Recently, a seasoned chief of staff for a Democratic state legislator noted wryly to me that if he was a Republican, he’d probably be the executive of a state agency at this point in his career. And that’s probably true if the Democratic governor in his hypothetical world were anything like Rick Perry.
One of the hallmarks of Perry’s tenure as Texas governor is the way he cultivates a deep bench of loyalists through appointments. It’s part patronage, part grooming of reliable yes-men who will carry out his will, with virtually no dissent, across the outposts of state government.
And, my, how quickly one can go from warming the bench to basking in the Friday night lights. Or to use another ill-advised sports metaphor, from the farm team to the big leagues. Take just two recent examples:
Yesterday, Perry announced that he would appoint his chief of staff, Jeffrey Boyd, to the Texas Supreme Court spot vacated by retiring Justice Dale Wainwright.

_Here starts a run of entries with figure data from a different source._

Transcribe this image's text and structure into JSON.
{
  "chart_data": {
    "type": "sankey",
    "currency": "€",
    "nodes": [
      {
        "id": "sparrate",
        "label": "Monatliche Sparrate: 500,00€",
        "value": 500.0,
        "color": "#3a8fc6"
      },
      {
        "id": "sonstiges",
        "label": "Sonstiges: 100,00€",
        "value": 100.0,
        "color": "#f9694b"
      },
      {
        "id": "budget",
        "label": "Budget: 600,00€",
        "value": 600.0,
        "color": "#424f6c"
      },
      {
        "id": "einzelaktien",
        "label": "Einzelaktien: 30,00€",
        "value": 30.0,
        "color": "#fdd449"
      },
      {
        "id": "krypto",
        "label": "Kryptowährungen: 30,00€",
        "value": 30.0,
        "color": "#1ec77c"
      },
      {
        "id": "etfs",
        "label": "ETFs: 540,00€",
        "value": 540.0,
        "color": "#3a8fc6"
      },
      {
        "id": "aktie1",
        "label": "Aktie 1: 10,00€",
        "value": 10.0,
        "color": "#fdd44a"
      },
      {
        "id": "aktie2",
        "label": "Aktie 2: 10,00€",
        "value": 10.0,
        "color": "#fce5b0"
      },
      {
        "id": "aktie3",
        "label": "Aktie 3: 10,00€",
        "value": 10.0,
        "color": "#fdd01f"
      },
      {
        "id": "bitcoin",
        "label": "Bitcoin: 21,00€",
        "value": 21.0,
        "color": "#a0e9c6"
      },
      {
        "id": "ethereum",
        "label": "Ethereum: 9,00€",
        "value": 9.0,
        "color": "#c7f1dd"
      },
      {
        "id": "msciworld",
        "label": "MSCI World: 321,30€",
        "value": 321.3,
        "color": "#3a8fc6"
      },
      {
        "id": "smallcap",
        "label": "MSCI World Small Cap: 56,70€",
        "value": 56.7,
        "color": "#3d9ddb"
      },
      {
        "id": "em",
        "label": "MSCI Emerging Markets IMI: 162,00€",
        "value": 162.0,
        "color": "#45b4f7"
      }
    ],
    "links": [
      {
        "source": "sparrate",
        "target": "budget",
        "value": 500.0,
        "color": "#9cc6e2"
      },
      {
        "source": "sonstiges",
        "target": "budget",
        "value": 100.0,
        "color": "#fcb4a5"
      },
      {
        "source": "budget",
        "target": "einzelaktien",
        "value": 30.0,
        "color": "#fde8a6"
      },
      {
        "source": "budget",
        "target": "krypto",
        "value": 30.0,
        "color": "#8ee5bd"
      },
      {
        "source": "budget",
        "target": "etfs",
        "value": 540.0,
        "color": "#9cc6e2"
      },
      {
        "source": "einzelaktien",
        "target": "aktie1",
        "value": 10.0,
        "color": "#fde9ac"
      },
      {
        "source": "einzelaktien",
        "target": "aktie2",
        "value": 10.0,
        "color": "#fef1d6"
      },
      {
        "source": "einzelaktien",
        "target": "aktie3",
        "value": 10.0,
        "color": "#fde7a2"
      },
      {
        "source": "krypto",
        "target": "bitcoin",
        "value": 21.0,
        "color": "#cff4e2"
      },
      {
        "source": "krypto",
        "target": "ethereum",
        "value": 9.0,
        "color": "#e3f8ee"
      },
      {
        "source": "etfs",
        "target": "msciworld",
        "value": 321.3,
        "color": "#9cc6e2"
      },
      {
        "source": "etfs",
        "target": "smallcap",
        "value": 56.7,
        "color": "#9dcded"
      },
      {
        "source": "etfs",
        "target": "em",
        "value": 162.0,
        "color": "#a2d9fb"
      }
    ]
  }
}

Texas Monthly‘s Paul Burka called the appointment “cronyism, pure and simple,” noting that Boyd “has one of the skimpiest resumes I have ever seen for a high judicial appointment.”
Boyd’s professional career: He practiced law at Thompson & Knight’s Austin office from 1992 to 1998 and then went to work for Republican Texas Attorneys General John Cornyn and Greg Abbott, then he went back to Thompson & Knight from 2003 to 2010. And then, in 2011, Perry tapped him to serve as his general counsel and, finally, chief of staff. He has no judicial experience, other than clerking for a 5th U.S. Circuit of Appeals justice after law school.
In other words, a perfectly respectable, perfectly dull career indistinguishable from dozens of attorneys in Texas. The only critical difference: Perry plucked him from obscurity.
Another example: Toby Baker, the newest commissioner at the Texas Commission on Environmental Quality, the second-largest environmental agency in the nation. The Austin American-Statesman‘s Asher Price profiled him in a piece yesterday. Baker is 35 years old. His career arc is basically college->advisor/clerk for a state senator->advisor to Perry->TCEQ commissioner.
There are surely hundreds of people in this state with more experience and better-qualified to oversee the enormously complex environmental issues in Texas. Why did Perry pick Baker?
“The governor knew what he wanted to do before I came into the room,” Baker says. “He’d say, ‘We’ve got a good story to tell. Help me tell that story.’ And I’d give him the details.”
There’s little daylight between him and governor about how they view environmental regulation, Baker says: “The same theme (colors) mine and the governor’s view, as a balance of environmental protection and economic success.”
Now, to give Baker credit. He is making overtures to more transparency at TCEQ and has avoided some of the more strident rhetoric employed by TCEQ Chairman Bryan Shaw. Who knows, maybe he’ll end up being a fantastic leader. But lest you think Baker is going to part company with Perry on, say, one of the most pressing environmental and economic crises facing humankind, you would be sorely wrong:
In an interview, by way of explanation, he said a favorite A&M professor used to intone: “Data, data, data.”
So he differs with Republican orthodoxy on global warming, given a preponderance of scientific evidence that industrial emissions contribute to a changing climate?
“The science is still out,” he says, toeing a familiar, if debunked, line. “If the Legislature tells us to regulate (emissions), I would.”
It reminds me of a great exchange in “Downton Abbey” between Lady Mary Crowley and the Dowager Countess.
Lady Mary: “Sybil is entitled to her opinions.”
Dowager Countess: “No, she isn’t until she is married, then her husband will tell her what her opinions are.”